Every seven years, whether you need it or not, you ought to take a real vacation -- one where you completely escape the constraints of your workaday world. For three weeks in April, I was lost to that world, wandering among the beaches and markets, the flowered hills and twisting mountain roads, the ancient temples and museums of Greece.

On returning, I discovered that I had missed three signal events: the successful and gripping flight of Columbia, the first American space shuttle; my paper's, The Washington Post's, misfortune with our Pulitzer Prize fiasco; and President Reagan's triumphant speech to the joint session of Congress, marking his return to the political wars after the attempt on his life.

Largely as a result of these three events, the returning vacationer finds a significant alteration in the atmosphere of this capital city. It has become Ronald Reagan's town in a way it was not at the beginning of April. When I left, he was the untested president the people had chosen and an attempted assassin had almost removed. When I came back, he was a leader whose primacy -- at least for now -- is acknowledged by every decisive element in this city's power structure.

That Reagan himself spent most of his April days recuperating from his gunshot wound and surgery does not diminish the change in his status. Rather, the change is all the more impressive just because it seemed so unpremeditated on his part. The effect is to persuade people that larger forces are propelling him into a historic position.

As was predictable, Reagan's narrow escape from death and his cheerful acceptance of the pain of surgery gave a mythic dimension to his affable personality that had not been there before. The shooting almost immunized him from personal criticism.
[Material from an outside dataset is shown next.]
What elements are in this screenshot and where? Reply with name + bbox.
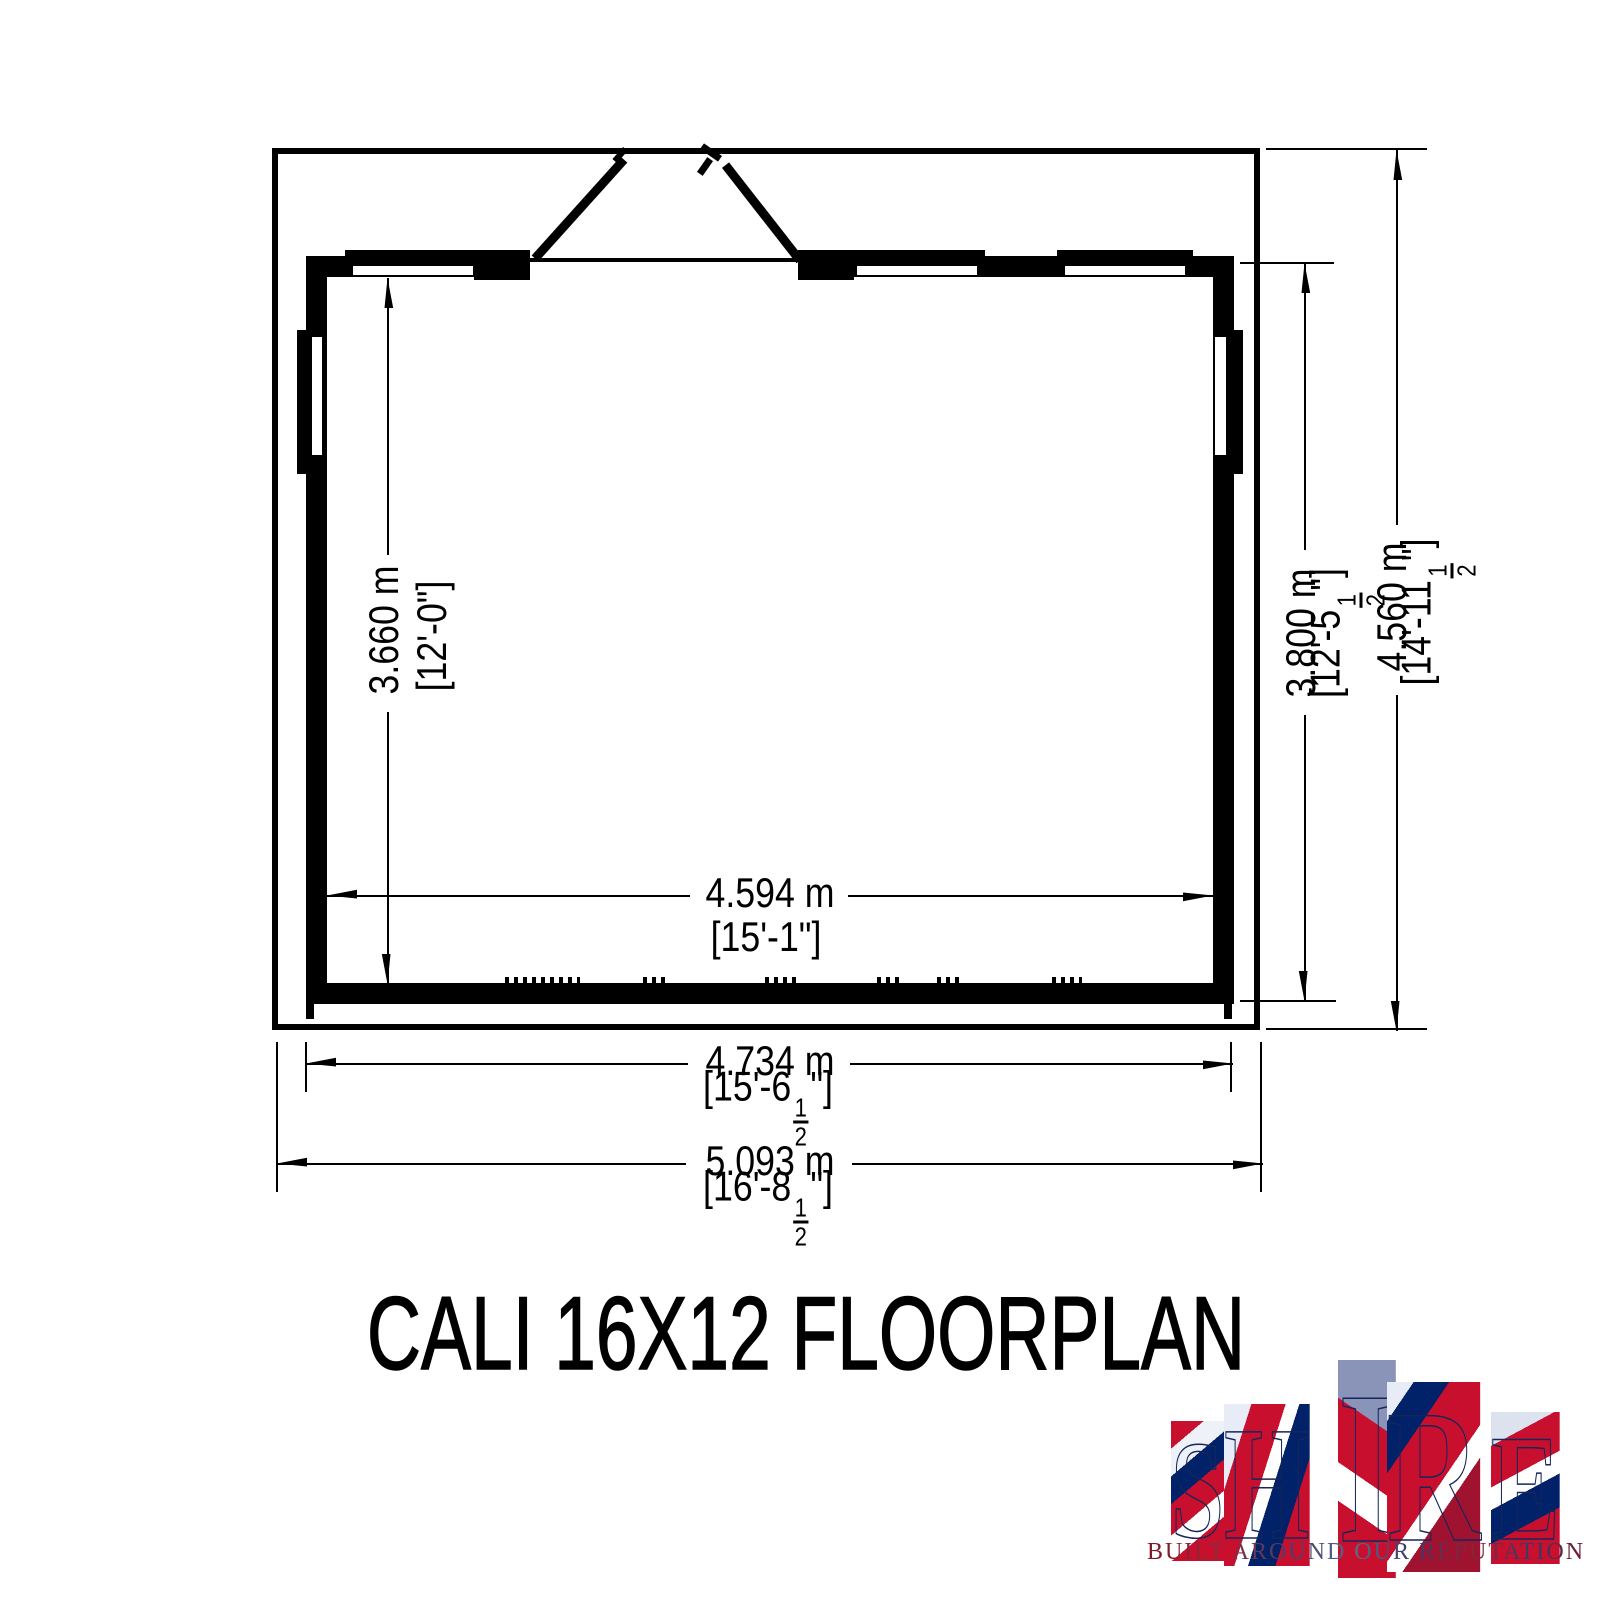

In mid-April, the space shuttle bolstered him further, even though objectively he contributed nothing to the design or execution of the project. Like his inauguration day and the return of the hostages and the aftermath of the shooting, it was a widely watched television event that brought Americans to a common consciousness of their mutual pride. It was a triumph for technology, strengthening the fundamental Reagan assertion that American know-how and effort are sufficient to overcome whatever challenges face this nation. It was a success story, important psychologically for an administration whose whole economic program rests on the belief that positive thinking can produce positive results.

As for the humiliation The Post suffered in the blowup of the "Jimmy's World" story, it is hard for me to be objective about the institution that has been the center of my working life for 15 years. But objectivity is demanded, because The Post plays an important part in shaping the climate of Washington decision-making.
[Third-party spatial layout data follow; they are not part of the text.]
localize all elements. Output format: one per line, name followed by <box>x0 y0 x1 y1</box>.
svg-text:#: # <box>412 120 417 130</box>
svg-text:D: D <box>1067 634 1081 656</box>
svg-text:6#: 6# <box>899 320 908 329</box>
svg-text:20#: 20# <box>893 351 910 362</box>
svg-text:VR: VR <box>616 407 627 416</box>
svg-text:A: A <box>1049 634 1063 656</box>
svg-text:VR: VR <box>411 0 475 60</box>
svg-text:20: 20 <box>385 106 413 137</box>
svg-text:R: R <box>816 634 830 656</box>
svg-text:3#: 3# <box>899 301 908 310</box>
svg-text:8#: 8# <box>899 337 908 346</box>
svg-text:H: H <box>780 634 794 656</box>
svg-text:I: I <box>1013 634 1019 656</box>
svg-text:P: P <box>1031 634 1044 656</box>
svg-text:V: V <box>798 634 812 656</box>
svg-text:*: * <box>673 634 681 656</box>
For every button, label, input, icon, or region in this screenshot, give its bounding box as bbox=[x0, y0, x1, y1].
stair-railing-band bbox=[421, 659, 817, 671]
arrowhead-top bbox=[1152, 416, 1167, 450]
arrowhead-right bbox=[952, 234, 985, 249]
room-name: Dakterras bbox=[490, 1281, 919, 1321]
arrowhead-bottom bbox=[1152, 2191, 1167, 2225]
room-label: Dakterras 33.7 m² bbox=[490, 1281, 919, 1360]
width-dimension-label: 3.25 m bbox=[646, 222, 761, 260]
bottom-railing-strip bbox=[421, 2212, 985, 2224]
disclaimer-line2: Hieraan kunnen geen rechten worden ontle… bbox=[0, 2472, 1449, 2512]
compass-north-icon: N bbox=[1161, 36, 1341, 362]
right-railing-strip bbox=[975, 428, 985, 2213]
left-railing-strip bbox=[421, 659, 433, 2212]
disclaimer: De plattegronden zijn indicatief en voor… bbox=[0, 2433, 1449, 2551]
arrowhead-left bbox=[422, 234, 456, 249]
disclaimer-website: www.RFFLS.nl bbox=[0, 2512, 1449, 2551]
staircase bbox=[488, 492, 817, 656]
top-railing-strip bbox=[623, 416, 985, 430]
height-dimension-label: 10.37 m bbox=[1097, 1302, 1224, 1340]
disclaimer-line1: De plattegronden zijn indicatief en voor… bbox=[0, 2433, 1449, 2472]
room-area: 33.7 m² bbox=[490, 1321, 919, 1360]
Since 1966, when the Vietnam War issue broke The Post's intimate relationship with the Kennedy-Johnson administrations, the paper has been seen in Washington as the scourge of successive presidents, both Democratic and Republican. As such, its pages have become a rallying-point for whatever is the current political opposition.
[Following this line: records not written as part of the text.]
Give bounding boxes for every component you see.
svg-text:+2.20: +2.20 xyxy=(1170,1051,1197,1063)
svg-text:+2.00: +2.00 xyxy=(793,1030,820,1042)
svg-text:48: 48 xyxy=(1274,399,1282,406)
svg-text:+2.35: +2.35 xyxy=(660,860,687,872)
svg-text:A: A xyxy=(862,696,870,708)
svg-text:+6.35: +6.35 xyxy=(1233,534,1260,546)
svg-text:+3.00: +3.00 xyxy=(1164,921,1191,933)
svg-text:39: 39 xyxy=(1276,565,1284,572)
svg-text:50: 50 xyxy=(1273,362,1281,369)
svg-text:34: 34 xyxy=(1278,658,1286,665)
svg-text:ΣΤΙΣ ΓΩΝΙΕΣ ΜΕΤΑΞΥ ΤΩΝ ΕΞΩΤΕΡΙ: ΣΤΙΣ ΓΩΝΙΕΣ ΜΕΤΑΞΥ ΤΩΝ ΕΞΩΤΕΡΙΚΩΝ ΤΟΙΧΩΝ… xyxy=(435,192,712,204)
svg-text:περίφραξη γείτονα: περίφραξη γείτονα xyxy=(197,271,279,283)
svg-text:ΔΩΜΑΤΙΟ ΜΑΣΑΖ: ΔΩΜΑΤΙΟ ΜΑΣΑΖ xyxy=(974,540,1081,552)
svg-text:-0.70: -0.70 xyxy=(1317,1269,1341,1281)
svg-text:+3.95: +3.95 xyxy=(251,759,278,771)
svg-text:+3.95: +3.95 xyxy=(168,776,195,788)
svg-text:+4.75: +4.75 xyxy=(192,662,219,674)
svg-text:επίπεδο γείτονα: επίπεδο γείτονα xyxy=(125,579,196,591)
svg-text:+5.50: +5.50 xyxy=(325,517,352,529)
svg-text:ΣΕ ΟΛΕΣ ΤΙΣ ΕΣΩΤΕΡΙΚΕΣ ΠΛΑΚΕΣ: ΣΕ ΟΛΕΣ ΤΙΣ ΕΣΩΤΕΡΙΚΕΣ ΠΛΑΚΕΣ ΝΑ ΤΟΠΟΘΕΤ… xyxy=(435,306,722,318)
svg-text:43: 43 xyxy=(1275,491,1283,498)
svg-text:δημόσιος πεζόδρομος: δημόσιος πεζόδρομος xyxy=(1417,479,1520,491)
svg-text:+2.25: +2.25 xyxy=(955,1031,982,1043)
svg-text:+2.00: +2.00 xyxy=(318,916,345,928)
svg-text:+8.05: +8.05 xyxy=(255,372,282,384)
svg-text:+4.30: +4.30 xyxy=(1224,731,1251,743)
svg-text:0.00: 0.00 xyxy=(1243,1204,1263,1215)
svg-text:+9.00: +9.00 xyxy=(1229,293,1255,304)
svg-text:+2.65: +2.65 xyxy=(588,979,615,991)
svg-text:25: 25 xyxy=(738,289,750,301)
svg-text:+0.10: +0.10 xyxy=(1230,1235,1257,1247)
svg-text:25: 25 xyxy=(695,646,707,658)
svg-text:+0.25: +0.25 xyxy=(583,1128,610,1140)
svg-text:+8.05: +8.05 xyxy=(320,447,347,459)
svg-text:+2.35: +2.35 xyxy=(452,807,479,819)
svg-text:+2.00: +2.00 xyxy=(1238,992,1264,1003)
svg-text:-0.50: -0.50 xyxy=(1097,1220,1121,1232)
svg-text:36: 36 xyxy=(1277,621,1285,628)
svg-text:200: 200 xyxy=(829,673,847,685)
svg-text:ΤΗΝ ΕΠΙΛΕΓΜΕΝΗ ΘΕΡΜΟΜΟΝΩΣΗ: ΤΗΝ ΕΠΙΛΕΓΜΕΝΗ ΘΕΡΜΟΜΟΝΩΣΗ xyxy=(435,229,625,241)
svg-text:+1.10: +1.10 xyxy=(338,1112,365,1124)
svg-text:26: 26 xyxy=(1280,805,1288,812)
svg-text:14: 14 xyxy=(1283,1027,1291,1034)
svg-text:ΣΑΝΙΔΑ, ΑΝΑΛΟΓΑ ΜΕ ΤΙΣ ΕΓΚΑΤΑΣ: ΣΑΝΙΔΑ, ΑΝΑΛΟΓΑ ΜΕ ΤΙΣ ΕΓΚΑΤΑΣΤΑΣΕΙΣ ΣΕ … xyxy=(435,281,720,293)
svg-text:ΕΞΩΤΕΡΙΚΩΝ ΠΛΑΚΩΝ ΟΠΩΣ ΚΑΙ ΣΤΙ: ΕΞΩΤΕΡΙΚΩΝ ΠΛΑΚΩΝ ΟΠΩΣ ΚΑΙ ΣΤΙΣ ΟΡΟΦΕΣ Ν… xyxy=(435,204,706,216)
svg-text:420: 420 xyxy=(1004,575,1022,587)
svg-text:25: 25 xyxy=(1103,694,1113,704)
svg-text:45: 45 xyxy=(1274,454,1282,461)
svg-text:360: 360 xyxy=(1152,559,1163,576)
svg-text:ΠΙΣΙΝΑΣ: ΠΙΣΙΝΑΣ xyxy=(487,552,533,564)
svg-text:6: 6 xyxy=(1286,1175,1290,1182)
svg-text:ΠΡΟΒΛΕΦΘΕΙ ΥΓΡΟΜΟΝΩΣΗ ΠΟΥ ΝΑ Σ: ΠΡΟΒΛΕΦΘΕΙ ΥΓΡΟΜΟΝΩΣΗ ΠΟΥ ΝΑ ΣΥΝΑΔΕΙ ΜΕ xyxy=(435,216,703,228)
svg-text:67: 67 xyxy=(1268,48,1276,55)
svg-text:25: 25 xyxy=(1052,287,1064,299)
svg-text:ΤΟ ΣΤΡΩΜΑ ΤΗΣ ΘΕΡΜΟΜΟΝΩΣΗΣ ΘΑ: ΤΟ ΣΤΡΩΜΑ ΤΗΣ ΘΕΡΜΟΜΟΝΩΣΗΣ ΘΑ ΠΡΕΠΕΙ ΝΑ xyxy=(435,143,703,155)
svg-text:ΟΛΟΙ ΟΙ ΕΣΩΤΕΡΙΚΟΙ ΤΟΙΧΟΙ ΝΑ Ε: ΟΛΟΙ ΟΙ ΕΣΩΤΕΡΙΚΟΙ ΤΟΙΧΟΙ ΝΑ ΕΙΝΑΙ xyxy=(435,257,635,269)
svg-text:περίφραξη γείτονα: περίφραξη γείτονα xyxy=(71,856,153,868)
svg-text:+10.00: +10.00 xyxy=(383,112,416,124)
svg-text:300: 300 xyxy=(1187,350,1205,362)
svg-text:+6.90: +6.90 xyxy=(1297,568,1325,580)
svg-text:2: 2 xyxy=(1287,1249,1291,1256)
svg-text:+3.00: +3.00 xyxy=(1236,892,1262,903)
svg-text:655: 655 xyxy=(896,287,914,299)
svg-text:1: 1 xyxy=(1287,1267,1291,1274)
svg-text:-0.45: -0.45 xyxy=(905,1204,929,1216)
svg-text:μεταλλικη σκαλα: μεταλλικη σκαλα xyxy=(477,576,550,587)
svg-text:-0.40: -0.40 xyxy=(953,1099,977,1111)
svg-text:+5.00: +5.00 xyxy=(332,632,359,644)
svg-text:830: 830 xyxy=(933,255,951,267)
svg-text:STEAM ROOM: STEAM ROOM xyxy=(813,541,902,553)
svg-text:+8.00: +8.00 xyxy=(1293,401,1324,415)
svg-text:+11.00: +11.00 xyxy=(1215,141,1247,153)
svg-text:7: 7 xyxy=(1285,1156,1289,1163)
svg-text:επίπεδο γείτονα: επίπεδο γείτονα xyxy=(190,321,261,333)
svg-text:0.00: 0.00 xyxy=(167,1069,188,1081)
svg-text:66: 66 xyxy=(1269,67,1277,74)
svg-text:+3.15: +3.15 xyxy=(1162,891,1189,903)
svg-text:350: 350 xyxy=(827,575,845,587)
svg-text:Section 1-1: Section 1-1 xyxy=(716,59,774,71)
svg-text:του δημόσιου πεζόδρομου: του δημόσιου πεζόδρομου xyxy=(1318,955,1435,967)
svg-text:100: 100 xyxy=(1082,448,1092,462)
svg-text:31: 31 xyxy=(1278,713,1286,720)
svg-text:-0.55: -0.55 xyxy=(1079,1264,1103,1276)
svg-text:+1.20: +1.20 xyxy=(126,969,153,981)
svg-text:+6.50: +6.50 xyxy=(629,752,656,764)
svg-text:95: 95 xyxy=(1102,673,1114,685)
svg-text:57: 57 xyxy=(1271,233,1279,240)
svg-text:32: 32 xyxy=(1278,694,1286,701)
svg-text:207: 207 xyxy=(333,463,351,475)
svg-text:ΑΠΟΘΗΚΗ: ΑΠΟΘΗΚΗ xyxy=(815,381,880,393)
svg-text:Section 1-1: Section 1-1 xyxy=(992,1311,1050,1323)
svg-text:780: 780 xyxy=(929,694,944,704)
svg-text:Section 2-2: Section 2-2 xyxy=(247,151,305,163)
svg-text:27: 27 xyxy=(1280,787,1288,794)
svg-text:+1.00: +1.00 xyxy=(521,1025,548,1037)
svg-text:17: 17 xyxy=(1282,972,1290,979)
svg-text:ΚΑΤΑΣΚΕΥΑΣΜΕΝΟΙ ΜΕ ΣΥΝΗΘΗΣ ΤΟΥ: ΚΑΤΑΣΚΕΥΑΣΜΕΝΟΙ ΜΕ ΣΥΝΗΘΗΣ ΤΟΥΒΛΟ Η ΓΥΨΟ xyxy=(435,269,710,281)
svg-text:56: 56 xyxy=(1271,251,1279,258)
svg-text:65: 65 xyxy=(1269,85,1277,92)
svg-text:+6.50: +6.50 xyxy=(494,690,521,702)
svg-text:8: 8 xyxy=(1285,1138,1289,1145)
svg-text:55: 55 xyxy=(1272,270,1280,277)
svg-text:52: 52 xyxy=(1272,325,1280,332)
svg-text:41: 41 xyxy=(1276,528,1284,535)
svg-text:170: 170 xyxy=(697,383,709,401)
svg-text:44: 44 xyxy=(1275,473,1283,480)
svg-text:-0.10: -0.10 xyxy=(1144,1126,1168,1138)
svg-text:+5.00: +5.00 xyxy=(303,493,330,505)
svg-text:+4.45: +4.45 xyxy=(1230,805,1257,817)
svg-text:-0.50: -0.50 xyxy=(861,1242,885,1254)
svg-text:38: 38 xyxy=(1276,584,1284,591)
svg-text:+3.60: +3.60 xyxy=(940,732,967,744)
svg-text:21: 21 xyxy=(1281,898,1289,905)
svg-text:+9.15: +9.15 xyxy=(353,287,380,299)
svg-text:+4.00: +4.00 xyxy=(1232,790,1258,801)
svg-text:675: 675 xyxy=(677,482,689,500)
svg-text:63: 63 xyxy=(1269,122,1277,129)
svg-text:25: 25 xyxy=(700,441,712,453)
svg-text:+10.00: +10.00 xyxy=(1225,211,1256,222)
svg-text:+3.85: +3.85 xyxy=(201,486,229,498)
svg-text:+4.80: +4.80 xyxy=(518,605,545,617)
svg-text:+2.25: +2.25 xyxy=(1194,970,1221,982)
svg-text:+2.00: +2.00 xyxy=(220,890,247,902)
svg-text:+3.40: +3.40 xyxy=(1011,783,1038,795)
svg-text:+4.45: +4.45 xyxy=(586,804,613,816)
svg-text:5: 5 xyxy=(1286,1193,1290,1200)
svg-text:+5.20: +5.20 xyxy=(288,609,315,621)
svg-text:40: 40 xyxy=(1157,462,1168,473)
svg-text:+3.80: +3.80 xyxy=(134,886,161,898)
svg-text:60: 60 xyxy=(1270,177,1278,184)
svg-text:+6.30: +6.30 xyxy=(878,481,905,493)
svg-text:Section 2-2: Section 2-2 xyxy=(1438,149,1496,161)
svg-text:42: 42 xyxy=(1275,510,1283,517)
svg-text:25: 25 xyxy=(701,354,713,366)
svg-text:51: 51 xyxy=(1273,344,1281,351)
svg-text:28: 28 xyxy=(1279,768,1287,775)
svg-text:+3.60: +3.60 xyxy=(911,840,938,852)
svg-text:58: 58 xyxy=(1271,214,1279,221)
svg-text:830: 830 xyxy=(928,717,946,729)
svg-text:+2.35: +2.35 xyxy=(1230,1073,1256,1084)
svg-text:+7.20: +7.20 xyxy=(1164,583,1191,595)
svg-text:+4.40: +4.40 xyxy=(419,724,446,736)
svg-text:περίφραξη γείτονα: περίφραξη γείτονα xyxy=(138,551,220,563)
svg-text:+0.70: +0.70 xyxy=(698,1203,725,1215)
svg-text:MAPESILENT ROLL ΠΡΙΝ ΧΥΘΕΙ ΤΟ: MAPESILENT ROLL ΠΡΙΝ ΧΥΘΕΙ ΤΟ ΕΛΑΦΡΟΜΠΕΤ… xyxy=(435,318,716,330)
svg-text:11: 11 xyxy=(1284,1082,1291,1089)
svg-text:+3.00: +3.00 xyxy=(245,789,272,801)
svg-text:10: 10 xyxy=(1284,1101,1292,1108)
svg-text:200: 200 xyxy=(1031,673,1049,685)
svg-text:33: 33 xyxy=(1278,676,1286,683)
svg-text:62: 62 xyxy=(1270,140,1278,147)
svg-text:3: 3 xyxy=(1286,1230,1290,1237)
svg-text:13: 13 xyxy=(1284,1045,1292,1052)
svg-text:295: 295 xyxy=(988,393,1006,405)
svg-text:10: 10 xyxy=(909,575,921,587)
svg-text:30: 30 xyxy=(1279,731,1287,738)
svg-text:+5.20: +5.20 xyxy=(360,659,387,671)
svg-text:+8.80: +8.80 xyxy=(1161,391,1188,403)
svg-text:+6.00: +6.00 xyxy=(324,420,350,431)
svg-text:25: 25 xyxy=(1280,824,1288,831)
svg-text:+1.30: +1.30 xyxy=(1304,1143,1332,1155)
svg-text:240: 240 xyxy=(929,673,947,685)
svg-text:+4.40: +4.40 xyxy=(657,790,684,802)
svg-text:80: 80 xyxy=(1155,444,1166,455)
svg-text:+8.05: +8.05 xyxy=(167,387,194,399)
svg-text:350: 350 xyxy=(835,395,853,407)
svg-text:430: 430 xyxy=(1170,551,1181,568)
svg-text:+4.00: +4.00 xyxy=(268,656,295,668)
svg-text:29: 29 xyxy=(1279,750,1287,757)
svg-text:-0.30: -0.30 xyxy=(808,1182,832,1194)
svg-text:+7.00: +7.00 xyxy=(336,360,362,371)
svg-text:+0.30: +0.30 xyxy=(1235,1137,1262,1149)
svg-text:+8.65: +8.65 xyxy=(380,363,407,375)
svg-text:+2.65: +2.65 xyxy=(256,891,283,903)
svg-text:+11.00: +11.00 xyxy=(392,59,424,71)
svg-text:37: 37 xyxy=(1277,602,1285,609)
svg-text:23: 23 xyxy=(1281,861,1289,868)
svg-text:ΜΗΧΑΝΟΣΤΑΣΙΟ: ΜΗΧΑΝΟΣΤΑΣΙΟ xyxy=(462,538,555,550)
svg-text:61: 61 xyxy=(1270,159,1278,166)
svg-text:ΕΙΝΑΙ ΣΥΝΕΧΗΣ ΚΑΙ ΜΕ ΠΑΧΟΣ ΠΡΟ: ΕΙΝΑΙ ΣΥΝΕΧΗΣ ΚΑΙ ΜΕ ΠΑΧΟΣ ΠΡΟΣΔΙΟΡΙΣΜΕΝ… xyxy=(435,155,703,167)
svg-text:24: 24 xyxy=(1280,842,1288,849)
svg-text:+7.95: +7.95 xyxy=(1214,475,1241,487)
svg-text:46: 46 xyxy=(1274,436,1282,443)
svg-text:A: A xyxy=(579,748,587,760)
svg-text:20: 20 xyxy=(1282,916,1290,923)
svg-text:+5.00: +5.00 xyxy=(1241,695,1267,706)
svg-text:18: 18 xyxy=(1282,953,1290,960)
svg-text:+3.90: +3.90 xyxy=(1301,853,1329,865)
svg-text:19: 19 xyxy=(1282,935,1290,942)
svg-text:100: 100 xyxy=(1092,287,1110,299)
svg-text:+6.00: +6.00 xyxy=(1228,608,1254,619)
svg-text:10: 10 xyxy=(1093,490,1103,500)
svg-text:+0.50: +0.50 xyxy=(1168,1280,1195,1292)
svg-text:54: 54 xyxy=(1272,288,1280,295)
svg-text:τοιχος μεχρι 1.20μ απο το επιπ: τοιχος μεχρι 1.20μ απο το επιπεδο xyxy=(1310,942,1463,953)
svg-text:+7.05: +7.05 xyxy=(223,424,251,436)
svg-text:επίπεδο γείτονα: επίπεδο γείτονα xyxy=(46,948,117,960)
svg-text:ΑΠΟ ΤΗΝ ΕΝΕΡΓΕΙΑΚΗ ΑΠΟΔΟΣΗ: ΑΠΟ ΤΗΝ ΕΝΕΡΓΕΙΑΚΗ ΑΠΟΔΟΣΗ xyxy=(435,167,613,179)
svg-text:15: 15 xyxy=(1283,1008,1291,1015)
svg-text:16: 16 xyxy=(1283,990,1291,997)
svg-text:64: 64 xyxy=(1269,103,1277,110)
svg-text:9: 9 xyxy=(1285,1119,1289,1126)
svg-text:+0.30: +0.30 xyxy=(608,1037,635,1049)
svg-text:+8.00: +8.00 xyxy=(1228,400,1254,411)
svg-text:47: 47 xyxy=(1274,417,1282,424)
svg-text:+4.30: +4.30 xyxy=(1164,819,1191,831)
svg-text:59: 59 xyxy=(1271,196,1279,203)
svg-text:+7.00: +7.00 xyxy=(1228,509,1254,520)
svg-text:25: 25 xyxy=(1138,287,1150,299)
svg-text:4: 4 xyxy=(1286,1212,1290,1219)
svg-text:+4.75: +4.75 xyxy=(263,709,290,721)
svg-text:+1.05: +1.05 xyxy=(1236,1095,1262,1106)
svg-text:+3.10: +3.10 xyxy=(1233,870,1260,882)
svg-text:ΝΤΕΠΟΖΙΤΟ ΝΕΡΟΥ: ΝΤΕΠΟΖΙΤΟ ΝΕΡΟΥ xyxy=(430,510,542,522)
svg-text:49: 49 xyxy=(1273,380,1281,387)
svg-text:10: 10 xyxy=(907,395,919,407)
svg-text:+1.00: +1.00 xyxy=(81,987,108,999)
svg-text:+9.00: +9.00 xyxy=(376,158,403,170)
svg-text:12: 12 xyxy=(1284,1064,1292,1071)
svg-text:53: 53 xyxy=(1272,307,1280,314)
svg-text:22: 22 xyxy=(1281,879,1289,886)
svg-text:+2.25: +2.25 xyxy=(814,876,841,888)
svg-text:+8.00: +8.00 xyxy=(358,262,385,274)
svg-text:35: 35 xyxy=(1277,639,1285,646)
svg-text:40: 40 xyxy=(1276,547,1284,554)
Without suggesting for a moment that The Post will now pull its punches in reporting or editorial comment -- for it will not -- it is evident in coming back to the paper, that we are in for a prolonged period of introspection and self-examination. Like the Republican Party after 1964 and 1974, like the Democratic Party after 1980, we at The Post recognize that our long-term health requires that we take some of our time and energy to reexamine our own values, assumptions and actions. And during that time, Reagan may enjoy a respite his predecessor presidents may have envied.

The final event -- last week's "return of Reagan" speech -- is one for which he can claim full credit. Walking around Capitol Hill a few days after the speech was like walking into a village a few days after an earthquake has hit.

Even if you missed the moment when the earth moved, you knew something powerful had happened. "That guy," one Kennedy Democrat in the House remarked of Reagan, "is damned formidable. Even the Democrats back home want him to succeed."

How long this will last is uncertain. The Greek myths I have been reliving the last few weeks are full of lessons of the danger of hubris -- of excessive pride. But for now, Reagan rides high.